Celebrating warriors, patriots and patriarchs is biblical. The Old Testament book of 2 Samuel, chapter 23 gives a list of 37 men of valor. As he neared the end of his life, King David paid homage to the men who valiantly fought, with supernatural ability, to protect Israel.
In chapter four of the book of Judges, two women are lauded for their valor in combat: Deborah, (a prophetess who led 10,000 men into battle) and Jael (the wife of a diplomat who assassinated an enemy of Israel named Sisera).
The fifth chapter of the book of Judges is a song of honor. It was a national celebration that extolled the providence of God in delivering Israel from warmongering neighbors. While these stories of valor include miracles, they also demonstrate that God uses ordinary people to do extraordinary things.
Honoring the valiant among us who invested years of their lives in the service of our nation is a good thing. Decades ago, some churches posted the names of congregational members who were veterans. Those who were killed in combat were differentiated on the plaques. I have not seen that lately, but I always thought it was a good idea.

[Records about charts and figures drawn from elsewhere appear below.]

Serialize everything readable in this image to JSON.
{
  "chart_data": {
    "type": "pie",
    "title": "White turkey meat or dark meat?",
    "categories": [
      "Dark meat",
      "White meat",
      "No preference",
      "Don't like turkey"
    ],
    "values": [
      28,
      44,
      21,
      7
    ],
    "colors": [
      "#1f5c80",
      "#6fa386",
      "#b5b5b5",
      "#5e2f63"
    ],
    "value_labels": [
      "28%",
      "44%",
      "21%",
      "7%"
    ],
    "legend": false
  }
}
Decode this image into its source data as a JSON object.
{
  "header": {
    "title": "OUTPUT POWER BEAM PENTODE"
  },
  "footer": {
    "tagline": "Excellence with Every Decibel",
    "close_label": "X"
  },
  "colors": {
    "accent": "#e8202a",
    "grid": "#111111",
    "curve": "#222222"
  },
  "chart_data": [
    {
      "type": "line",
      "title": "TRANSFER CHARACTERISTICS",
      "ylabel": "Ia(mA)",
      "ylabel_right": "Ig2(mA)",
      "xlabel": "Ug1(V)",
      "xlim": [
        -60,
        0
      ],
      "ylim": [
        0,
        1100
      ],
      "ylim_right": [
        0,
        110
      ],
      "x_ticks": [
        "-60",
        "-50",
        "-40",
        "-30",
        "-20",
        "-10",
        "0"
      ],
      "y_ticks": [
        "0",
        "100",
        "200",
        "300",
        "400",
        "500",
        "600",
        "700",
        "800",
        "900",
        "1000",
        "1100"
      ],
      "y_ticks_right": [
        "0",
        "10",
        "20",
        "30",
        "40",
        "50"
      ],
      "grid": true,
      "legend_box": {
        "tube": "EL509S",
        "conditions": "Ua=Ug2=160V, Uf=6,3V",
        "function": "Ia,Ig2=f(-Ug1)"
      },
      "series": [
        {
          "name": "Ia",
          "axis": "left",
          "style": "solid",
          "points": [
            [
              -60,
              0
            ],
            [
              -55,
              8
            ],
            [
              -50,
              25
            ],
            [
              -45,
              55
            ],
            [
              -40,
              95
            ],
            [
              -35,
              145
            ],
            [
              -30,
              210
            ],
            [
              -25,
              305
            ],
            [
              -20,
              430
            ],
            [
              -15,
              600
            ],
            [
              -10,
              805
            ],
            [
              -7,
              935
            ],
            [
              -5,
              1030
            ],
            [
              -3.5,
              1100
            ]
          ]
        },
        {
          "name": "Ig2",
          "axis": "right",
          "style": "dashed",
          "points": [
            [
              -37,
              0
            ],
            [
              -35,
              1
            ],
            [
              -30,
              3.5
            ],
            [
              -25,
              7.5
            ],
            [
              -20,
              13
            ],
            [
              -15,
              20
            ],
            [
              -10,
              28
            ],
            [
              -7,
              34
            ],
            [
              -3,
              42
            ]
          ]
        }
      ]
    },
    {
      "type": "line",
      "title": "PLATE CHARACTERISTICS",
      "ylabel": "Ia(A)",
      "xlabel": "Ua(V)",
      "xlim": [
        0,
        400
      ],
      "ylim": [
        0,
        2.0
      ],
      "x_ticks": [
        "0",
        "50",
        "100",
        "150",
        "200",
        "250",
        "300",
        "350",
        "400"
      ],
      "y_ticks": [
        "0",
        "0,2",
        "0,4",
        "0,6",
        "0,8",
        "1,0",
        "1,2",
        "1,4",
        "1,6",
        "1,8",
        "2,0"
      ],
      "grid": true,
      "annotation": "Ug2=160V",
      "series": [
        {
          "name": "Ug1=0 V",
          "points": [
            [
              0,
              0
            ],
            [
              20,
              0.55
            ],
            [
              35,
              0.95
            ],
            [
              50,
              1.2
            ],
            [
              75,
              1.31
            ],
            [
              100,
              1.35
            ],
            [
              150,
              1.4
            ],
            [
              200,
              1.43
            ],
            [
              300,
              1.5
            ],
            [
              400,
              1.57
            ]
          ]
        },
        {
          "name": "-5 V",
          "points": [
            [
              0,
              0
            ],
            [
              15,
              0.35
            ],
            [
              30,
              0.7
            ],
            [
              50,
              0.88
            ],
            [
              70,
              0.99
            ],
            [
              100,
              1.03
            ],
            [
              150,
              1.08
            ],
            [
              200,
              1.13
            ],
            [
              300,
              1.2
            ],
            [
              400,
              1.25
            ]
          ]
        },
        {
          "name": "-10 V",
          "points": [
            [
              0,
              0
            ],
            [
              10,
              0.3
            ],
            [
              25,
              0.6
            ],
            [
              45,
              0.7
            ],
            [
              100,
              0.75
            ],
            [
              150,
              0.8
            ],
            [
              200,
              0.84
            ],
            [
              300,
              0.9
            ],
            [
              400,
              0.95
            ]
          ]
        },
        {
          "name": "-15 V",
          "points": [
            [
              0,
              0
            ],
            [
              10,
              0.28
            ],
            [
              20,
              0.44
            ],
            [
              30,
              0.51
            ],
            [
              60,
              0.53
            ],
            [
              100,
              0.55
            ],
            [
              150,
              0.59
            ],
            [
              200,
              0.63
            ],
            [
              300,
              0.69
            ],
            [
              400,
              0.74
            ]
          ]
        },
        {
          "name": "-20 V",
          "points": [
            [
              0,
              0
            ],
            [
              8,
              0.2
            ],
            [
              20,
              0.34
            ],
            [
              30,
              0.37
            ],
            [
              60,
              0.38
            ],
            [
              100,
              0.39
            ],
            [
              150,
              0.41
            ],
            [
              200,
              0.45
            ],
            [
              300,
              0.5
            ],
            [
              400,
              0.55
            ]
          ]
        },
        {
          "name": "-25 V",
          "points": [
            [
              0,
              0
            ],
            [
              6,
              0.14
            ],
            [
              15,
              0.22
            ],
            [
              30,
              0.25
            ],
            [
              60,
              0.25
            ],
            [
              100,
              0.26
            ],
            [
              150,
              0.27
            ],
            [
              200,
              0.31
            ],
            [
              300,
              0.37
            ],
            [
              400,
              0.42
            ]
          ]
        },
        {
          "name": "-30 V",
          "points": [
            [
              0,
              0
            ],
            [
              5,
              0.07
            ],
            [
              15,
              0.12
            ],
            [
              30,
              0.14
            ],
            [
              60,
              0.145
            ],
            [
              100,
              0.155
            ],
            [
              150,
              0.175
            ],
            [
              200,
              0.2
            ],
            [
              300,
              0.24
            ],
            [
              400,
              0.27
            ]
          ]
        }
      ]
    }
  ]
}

November 11 is a good day to express some gratitude to the veterans in our social circle. If you know a veteran, say a kind word or share a blessing with them.
A few years ago, my daughter and I went out to dinner on Veterans Day. We wore some of our military swag. When we were ready to pay the bill, the waiter told us that our bill had already been paid. He pointed across the room to a man who was having dinner with his family. As we were leaving the restaurant, we stopped by his table to say thank you. He was a patriot who could not serve, but he was profuse in his sincere appreciation for those of us who did.
Nationalism can be leveraged inappropriately, but national service should be affirmed. During the month of gratitude (November), look for someone who serves in your community and affirm them. I usually leave an envelope with a small gift for the mailman and greet the men who collect our garbage with a gift at Christmastime.
Unexpected affirmations carry more weight than those that are expected. Join me, this month, in affirming those who served in the military and showing gratitude to the civil servants in our community.
Let’s Pray: Dear God, thank you for the men and women of valor who served in the military. Thank you for those civil servants who provide security and support within our communities. Bless them because of their devotion to duty. As we honor them, may our gifts of affirmation be like prayers to you. Enlarge our deeds and offerings of gratitude. Like the fish and the loaves that Jesus used to feed thousands, may the magnitude of our gratitude be larger than the substance of our gifts. In the name of Jesus I pray. Amen.
Chaplain Anderson served for 20 years as a U.S. Navy Chaplain. Over 26 years of active duty, he was promoted through the ranks from Seaman Apprentice (E2) to his final rank as Commander (O5) in the Chaplain’s Corps.
Prior to his Naval career, Chaplain Anderson pastored in the Allegheny East and Potomac Conferences of Seventh-day Adventists. His undergraduate preparation for ministry was completed at Washington Adventist University in Takoma Park, Md.
He has subsequently earned four graduate degrees: a Master of Divinity from Andrews University in Michigan, a Master of Education in Counseling and Personnel Services from the University of Maryland in College Park, Maryland and a Masters of Sacred Theology in Religion and Culture from Boston University. His Doctor of Ministry degree was conferred by Wesley Theological Seminary in Washington, D.C.
Chaplain Anderson also completed four units of Clinical Pastoral Education at Walter Reed Army Medical Center. He also holds certifications in Suicide Awareness and Prevention, Civil Mediation, Alternative Workplace Dispute Resolution, Temperament Analysis, Marriage Enrichment, Workforce Diversity, and is a certified Life Coach.